Wooden characters add life to Allentown’s landscape

By ANDREW MARTINS
Staff Writer

ALLENTOWN – The first phase of a collaborative outdoor art project was recently completed by three organizations in an effort to create a “sense of place” throughout Allentown.

Representatives of the Allentown Village Initiative (AVI), the Upper Freehold Regional School District and the borough noted the completion of six wooden figures that will be displayed throughout town.

According to the AVI, the idea for the winter season project, which features six handcrafted characters representing different points in history, grew out of similar projects in other municipalities.

The AVI, which was created in August 2013, is a volunteer organization made up of residents who want to rejuvenate historic Allentown by undertaking various projects.

“One thing we are trying to do is to get people to enjoy walking around and having a good time in Allentown,” AVI Vice President Ann Garrison said.

Garrison said Upper Freehold Regional School District Superintendent of Schools Richard Fitzpatrick joined the project in a leadership role, while school district employees John Sorensen and Artie Wescott cut and constructed the six figures out of marine plywood.

To give each character a personality, Allentown resident Alice Wikoff spent hundreds of hours painting the characters with the assistance of fellow resident Karen Dahms.

“Alice actually painted one of the characters to resemble someone she knew as a child,” Garrison said. “She even named them.”

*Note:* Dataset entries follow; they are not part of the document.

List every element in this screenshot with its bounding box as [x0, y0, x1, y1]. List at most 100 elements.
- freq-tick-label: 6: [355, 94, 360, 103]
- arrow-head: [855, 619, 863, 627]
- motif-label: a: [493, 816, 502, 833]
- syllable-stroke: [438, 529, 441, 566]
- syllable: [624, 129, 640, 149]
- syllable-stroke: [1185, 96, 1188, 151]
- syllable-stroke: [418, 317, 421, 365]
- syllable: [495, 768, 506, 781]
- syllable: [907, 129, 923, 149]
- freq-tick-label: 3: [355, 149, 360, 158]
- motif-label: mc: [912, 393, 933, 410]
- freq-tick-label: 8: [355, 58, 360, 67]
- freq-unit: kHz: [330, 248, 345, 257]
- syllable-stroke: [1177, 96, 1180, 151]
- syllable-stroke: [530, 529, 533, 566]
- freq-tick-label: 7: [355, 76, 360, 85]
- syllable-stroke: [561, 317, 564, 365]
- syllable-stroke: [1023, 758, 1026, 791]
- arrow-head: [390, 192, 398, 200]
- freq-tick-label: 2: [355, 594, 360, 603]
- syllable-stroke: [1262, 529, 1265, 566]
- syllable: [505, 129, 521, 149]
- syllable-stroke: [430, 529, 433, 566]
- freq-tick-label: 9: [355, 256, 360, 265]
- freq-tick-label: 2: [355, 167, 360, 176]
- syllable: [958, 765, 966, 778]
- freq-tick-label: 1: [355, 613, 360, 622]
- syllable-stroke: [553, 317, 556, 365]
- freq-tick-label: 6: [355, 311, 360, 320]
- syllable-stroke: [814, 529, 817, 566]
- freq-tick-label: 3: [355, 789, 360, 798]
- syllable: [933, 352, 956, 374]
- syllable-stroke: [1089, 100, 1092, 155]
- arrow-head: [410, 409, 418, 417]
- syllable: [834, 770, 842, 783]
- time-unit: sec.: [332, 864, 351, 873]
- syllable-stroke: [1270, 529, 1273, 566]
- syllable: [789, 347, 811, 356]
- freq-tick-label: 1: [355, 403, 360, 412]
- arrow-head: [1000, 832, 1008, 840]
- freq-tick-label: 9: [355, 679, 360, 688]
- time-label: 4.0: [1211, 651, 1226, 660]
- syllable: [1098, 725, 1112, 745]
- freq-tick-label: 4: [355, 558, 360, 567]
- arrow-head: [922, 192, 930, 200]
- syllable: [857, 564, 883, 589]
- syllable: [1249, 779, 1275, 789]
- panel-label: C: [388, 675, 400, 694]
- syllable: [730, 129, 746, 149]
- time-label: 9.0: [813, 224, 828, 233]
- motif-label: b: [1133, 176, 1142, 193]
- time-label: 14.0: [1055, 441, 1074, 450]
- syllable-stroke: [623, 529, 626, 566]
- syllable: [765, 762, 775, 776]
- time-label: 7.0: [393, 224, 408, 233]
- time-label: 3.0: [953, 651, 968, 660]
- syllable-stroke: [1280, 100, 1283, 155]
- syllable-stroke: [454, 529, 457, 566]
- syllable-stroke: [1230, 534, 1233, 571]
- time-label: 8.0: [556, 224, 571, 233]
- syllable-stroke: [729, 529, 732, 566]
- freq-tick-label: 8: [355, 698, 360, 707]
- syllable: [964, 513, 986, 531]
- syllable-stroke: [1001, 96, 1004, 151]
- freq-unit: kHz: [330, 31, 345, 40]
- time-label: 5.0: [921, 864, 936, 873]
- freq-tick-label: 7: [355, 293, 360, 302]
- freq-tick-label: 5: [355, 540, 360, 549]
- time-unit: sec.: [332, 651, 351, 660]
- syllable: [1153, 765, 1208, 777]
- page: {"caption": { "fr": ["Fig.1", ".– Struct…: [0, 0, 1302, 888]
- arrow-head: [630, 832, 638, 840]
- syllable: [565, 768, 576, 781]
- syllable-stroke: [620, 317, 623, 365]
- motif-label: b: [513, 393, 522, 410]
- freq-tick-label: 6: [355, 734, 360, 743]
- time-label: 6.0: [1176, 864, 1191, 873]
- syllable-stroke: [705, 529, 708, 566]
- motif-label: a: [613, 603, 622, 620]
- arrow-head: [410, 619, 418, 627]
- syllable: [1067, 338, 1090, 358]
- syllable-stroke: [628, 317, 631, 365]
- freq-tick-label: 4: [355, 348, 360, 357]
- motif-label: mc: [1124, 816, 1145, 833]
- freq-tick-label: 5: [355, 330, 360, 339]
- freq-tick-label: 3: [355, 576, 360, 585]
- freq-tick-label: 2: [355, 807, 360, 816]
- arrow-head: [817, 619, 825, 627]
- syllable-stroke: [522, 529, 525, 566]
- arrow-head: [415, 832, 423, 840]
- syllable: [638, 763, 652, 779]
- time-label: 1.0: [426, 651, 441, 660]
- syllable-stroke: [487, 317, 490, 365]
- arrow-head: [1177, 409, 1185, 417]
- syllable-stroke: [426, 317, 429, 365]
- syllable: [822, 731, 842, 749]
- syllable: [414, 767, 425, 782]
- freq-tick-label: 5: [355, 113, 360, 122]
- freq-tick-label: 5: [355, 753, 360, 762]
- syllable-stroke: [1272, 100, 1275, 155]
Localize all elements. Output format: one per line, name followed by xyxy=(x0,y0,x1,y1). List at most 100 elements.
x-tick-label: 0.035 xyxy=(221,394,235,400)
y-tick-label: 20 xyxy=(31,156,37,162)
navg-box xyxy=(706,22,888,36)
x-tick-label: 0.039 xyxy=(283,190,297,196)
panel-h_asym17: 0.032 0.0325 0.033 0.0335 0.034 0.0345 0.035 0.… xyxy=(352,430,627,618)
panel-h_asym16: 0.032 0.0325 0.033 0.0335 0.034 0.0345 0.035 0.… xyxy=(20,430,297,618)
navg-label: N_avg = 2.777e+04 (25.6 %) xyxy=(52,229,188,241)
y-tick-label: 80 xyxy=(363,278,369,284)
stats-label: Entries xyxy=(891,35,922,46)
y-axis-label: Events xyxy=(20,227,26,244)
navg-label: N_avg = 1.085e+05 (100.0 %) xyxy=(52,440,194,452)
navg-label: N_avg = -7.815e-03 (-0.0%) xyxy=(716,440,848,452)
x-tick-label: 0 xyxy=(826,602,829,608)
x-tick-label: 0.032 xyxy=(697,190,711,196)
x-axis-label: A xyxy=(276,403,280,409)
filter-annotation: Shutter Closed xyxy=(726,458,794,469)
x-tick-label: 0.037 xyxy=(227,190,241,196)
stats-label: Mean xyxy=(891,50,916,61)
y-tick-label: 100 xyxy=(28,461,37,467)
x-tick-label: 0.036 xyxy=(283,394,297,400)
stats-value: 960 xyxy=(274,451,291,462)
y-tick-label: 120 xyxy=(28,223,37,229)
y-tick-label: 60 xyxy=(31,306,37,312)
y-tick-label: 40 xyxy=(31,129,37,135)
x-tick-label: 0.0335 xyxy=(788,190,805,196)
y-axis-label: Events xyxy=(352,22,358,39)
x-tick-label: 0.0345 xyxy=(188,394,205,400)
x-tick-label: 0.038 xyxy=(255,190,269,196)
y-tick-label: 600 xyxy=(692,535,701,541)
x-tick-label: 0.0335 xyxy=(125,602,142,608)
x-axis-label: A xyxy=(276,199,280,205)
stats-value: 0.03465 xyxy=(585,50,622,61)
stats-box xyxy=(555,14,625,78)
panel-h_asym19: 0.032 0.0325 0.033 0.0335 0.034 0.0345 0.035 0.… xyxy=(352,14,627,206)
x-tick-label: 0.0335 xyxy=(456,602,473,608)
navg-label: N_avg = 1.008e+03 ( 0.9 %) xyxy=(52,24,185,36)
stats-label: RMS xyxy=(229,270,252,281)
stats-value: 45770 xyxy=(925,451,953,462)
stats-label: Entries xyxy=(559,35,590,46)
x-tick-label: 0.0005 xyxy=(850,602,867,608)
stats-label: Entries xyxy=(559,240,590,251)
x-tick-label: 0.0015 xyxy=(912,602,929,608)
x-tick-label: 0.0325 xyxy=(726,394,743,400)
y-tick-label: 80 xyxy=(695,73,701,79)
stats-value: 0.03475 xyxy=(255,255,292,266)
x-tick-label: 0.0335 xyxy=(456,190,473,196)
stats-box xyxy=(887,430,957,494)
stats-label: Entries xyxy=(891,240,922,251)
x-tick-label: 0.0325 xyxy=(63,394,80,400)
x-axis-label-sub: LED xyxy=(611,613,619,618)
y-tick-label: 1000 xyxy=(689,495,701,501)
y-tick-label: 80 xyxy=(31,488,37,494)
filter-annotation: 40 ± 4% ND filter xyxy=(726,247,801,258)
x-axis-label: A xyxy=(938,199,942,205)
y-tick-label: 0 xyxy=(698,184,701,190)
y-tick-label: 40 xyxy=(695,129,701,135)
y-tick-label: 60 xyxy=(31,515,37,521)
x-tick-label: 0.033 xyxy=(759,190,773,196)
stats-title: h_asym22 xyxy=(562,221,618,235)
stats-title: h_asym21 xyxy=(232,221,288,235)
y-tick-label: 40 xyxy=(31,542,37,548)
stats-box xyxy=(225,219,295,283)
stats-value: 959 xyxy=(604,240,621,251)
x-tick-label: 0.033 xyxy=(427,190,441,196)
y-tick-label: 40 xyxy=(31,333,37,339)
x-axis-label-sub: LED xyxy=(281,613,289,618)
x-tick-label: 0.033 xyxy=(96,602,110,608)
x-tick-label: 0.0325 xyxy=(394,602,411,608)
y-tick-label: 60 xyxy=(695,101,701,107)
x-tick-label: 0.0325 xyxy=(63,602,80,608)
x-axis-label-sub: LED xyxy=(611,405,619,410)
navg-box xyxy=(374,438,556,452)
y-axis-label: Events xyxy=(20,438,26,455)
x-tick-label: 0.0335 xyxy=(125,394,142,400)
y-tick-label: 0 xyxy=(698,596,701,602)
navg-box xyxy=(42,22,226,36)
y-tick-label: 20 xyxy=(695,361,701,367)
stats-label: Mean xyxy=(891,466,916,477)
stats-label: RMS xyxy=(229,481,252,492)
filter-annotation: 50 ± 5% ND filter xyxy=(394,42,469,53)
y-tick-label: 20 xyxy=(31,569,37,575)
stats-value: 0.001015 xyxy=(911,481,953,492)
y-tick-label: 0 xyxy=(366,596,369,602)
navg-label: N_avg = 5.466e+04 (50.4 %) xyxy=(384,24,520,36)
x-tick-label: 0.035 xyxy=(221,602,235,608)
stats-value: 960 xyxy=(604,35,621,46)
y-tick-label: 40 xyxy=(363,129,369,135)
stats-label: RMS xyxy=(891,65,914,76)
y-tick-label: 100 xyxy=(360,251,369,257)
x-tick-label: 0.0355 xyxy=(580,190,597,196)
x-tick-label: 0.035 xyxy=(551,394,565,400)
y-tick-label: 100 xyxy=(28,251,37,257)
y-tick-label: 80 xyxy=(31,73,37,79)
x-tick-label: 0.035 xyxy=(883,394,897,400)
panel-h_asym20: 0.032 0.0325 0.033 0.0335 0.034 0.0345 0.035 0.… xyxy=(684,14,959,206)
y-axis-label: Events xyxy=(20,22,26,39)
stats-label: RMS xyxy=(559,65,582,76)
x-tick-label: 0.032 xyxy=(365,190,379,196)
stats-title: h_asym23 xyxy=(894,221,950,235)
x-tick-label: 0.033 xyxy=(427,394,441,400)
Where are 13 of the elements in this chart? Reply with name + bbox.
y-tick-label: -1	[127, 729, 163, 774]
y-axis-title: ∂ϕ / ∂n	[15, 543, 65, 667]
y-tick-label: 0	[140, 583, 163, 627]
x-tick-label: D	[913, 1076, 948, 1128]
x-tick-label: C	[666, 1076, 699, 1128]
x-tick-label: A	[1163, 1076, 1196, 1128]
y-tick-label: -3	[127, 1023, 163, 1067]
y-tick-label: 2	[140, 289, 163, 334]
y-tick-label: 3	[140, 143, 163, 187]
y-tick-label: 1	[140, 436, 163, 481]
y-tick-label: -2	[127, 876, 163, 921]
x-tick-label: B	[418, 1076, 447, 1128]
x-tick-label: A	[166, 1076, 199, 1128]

The six wooden characters were installed with the help of residents Ed, Justin, Joan and Julianne Sitler; Caitlin and Christian Nicoletta; Kim O’Rourke; Jeff and Martha Ploshay; Bill Mehegan; and Garrison.

According to Garrison, AVI plans to continue the project in the future with different community members contributing to the design and work that goes into each figure.

“We are going to do this for a number of years, so hopefully we will be able to get a lot more [figures],” she said. “Hopefully, over the years this will involve a lot of people so they become more interested in how the town looks.”

Garrison said the AVI is hoping the figures will prove to have more than an aesthetic appeal for Allentown’s downtown area.

“We have learned that the most important thing is to get feet on the street when it comes to the downtown,” Garrison said. “Anything we can do to accomplish that is a good idea.”